I sip my coffee and look at my mother. She has a pair of reading glasses balanced on her nose, and another pair on top of her head. Two more pairs are on the table. My dad is pacing around, then settles himself and starts watching The Outdoor Channel. Within a minute he is up again, walks to the fridge and begins munching on celery and carrots – for breakfast. I feel pressured to hurry up knowing that they have plans – to go to the dump. After 40 years of marriage, there are still certain things they still refuse to do solo. Showering and taking care of the trash make the top of that list. I ponder for a moment the deeper secret of marriage success in those traditions.

“Do you remember how old you were the day you heard Grandpa’s story?”

She looks beyond my shoulder and into the past. Pressing her lips together she inhales deeply and travels back to her early teenage years. Back to the kitchen table in the redwood house she grew up in – a house that my Grandpa had built himself. Sitting across from my Grandpa, she remembers his words, his gestures, and his love for conversation that caused people to think and examine their beliefs. I interrupt, “Is that the same table from when I was little?”

“Yes.”

I travel back to the house I loved as a child and sit at the table too.

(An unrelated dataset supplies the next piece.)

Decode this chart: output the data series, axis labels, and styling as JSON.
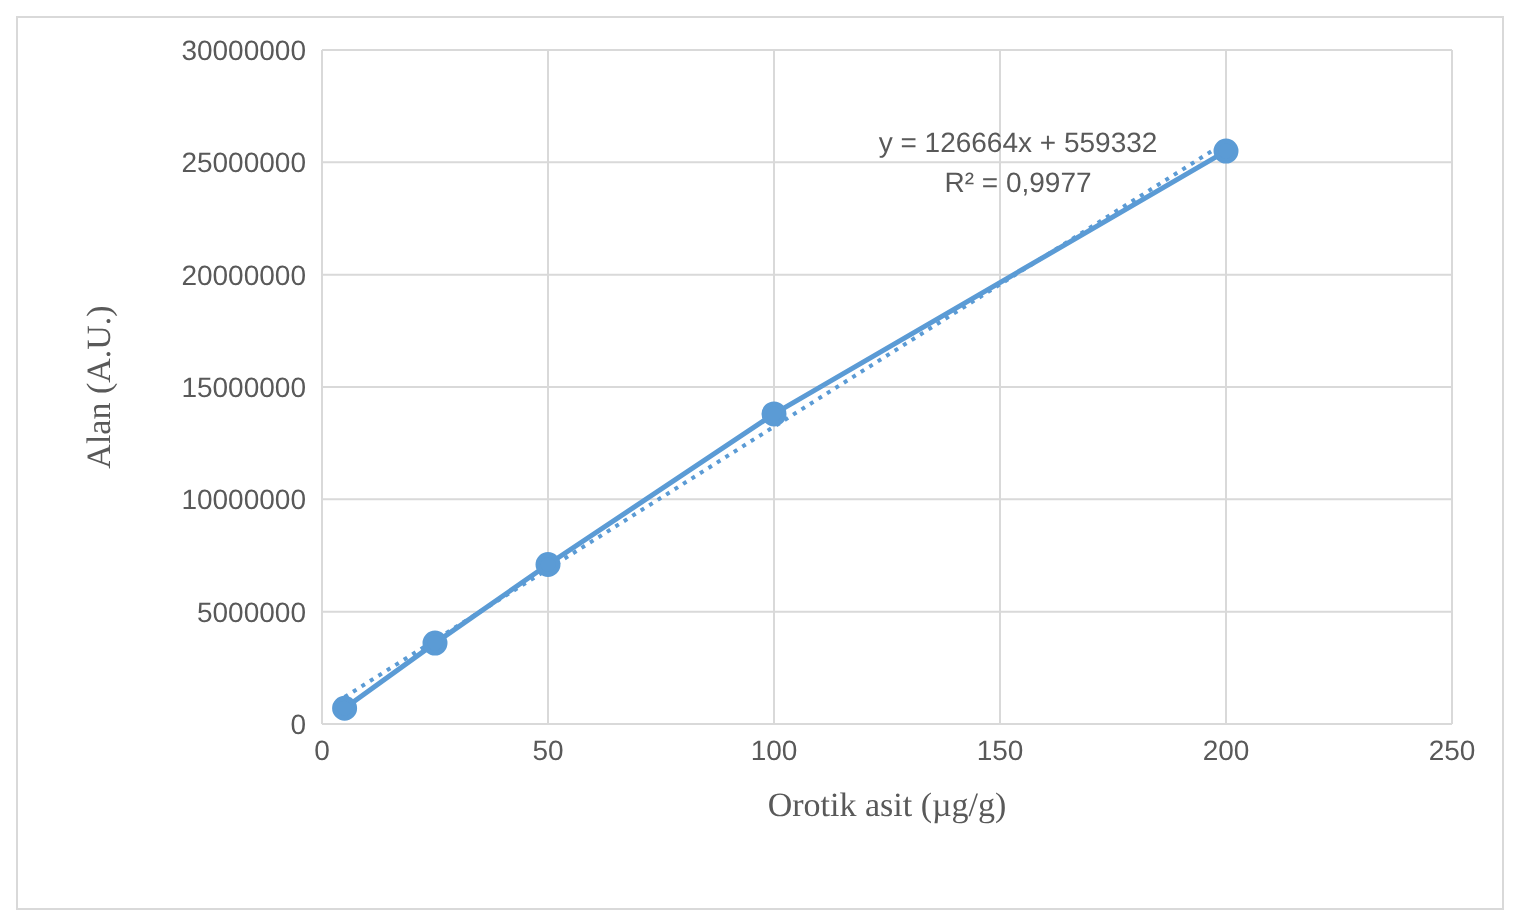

In my memory, it is too cluttered for everyone to sit at, so my Grandpa lounges in his lazy boy recliner and watches baseball. He celebrates when I eat a peanut butter sandwich. “You make Grandpa so happy when you eat.” I feel my throat choke up, and quickly ask another question to control it.

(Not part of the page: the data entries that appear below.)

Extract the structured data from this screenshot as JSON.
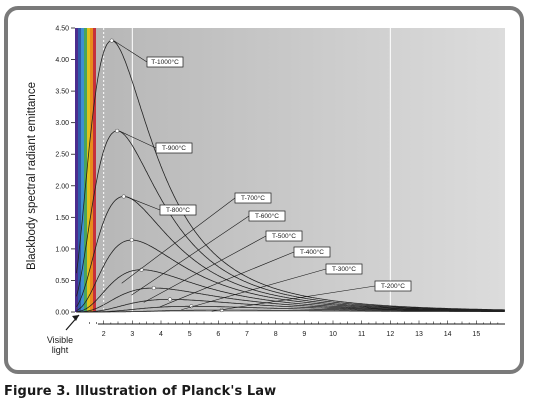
{
  "caption": "Figure 3. Illustration of Planck's Law",
  "chart_data": {
    "type": "line",
    "title": "",
    "ylabel": "Blackbody spectral radiant emittance",
    "xlabel": "",
    "xlim": [
      1,
      16
    ],
    "ylim": [
      0,
      4.5
    ],
    "y_ticks": [
      "0.00",
      "0.50",
      "1.00",
      "1.50",
      "2.00",
      "2.50",
      "3.00",
      "3.50",
      "4.00",
      "4.50"
    ],
    "x_ticks": [
      "2",
      "3",
      "4",
      "5",
      "6",
      "7",
      "8",
      "9",
      "10",
      "11",
      "12",
      "13",
      "14",
      "15"
    ],
    "visible_light_label": [
      "Visible",
      "light"
    ],
    "reference_lines_x": [
      2,
      3,
      12
    ],
    "background": "#c0c0c0",
    "curve_color": "#222222",
    "series": [
      {
        "label": "T-1000°C",
        "peak_x": 2.28,
        "peak_y": 4.3
      },
      {
        "label": "T-900°C",
        "peak_x": 2.47,
        "peak_y": 2.87
      },
      {
        "label": "T-800°C",
        "peak_x": 2.7,
        "peak_y": 1.83
      },
      {
        "label": "T-700°C",
        "peak_x": 2.98,
        "peak_y": 1.14
      },
      {
        "label": "T-600°C",
        "peak_x": 3.32,
        "peak_y": 0.67
      },
      {
        "label": "T-500°C",
        "peak_x": 3.75,
        "peak_y": 0.38
      },
      {
        "label": "T-400°C",
        "peak_x": 4.31,
        "peak_y": 0.2
      },
      {
        "label": "T-300°C",
        "peak_x": 5.06,
        "peak_y": 0.09
      },
      {
        "label": "T-200°C",
        "peak_x": 6.12,
        "peak_y": 0.03
      }
    ]
  }
}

“When you were talking to Grandpa that day was Grandma there?”

“Yeah, she was. She was doing stuff in the background. I don’t remember her saying anything. She just let him, let him talk.”

I think to myself, I should do the same. Just let her talk.

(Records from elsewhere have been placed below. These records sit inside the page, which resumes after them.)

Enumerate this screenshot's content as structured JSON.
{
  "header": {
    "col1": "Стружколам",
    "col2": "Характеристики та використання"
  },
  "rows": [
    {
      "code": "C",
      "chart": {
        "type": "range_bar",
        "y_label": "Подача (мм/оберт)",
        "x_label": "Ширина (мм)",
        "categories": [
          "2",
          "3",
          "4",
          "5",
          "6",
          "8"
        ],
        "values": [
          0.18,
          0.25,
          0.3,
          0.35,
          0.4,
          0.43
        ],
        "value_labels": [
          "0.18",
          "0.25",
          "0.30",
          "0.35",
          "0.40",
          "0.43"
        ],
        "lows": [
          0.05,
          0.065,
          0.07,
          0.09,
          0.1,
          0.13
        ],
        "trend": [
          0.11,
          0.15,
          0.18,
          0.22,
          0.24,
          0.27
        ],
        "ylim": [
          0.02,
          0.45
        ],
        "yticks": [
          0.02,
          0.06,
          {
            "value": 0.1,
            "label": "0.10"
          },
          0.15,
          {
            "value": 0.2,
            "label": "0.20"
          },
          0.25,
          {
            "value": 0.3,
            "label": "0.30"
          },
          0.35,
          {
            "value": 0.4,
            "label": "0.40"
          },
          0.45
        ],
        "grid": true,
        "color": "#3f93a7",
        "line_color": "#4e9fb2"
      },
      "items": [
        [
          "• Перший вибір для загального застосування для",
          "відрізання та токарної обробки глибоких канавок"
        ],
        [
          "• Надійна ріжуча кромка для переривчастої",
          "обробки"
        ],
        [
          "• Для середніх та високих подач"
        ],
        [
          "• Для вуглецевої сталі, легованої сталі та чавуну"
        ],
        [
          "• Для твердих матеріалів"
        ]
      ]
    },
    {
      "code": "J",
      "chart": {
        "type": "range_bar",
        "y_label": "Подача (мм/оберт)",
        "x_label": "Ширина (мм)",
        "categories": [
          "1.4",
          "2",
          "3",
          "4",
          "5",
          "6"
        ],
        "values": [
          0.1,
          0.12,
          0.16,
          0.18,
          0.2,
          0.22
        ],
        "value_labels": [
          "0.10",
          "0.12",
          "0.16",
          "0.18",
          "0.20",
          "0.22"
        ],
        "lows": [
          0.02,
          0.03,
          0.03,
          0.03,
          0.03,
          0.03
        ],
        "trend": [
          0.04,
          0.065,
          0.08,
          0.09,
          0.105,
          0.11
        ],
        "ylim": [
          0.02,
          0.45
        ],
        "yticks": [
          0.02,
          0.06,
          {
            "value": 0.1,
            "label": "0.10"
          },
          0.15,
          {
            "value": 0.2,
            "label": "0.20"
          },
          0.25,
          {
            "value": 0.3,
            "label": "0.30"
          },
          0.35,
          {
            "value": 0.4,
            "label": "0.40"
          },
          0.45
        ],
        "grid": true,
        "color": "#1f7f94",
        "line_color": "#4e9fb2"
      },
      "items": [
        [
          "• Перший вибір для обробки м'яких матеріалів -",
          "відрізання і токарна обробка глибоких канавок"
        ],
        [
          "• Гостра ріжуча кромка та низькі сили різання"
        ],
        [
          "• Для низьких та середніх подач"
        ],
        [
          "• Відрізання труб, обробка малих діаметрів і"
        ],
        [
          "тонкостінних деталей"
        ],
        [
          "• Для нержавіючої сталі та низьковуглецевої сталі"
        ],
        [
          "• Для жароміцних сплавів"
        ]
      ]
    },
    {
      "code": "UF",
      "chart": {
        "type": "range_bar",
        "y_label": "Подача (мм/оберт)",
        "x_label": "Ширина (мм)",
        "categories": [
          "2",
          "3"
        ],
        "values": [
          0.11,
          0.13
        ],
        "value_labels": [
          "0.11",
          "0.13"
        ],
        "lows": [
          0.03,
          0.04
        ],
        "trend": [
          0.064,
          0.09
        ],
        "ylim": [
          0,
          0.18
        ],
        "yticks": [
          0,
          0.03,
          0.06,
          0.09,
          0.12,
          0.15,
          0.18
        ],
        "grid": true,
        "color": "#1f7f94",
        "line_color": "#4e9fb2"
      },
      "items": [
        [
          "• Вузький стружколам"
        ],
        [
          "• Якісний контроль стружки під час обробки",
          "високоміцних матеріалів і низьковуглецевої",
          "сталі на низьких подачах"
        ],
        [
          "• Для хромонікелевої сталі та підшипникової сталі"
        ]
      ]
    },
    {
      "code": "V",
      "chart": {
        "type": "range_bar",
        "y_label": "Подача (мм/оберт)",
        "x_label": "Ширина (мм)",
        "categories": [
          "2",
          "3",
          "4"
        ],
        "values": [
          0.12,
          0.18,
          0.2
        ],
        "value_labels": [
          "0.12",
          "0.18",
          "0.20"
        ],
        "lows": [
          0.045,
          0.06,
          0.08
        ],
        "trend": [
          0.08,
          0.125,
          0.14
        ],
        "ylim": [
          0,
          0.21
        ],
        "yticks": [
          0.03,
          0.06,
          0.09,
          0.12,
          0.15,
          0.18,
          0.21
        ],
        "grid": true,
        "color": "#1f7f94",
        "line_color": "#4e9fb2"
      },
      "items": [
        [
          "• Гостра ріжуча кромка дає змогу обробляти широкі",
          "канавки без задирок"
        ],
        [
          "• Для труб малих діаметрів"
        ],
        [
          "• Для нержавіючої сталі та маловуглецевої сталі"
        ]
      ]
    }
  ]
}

My mom continues, “I think I looked at my father in a different way. I think I respected him more. I think I respected them - my uncles. I think I respected them so much – for being true to their country. That despite the ugliness of what had happened to my family, knowing that they had sacrificed so much and endured so much and they had come out victorious and they had the respect of America, because - you know also identifying myself with the 442nd and 100th battalion, because these were the stories that I had grown up with - reading about what these Japanese American soldiers had done, reading about their heroism, their bravery, their giving it all kind of thing. Hearing that made me prouder to have a part in the history of America. And made me understand why, when I saw my father standing up for the Star Spangled Banner with his hand over his heart and tears in his eyes, it made me understand that he had given so much and his family had given so much to have a place in the history of this country. So instead of being angry at America, they had gone beyond that."

"I remember when Grandpa would talk about going to college and how at the beginning when he wrote his first paper, that his professor had written on his paper and there were red marks and corrections. He said the paper was just covered with red. And at the bottom she had written, “I have never read such childish writing at the college level before.” He got that paper back and said, “I’m gonna show you, you son of a bitch.” And at the end of the class she had written, “I had never seen anybody come so far and make such improvements in their writing in one semester in my career.” And so it was that whole thing that, you think I’m nothing, I’m gonna show you. And so that same kind of attitude, I think, went into that you think I’m a second class citizen, I’m gonna show you, you son of a bitch. You think I can’t do it, I’m gonna show you.”

I ask her if there is a Japanese proverb for that – I’m gonna show you, you son of a bitch.

She laughs.

I had expected to hear about injustices and how Japanese Americans were victims. Instead, she told me the exact opposite. The Japanese Americans refused to be victims of oppression. They fought to have a place and they fought for their honor to be restored.

I am beginning to understand what it means to be Japanese.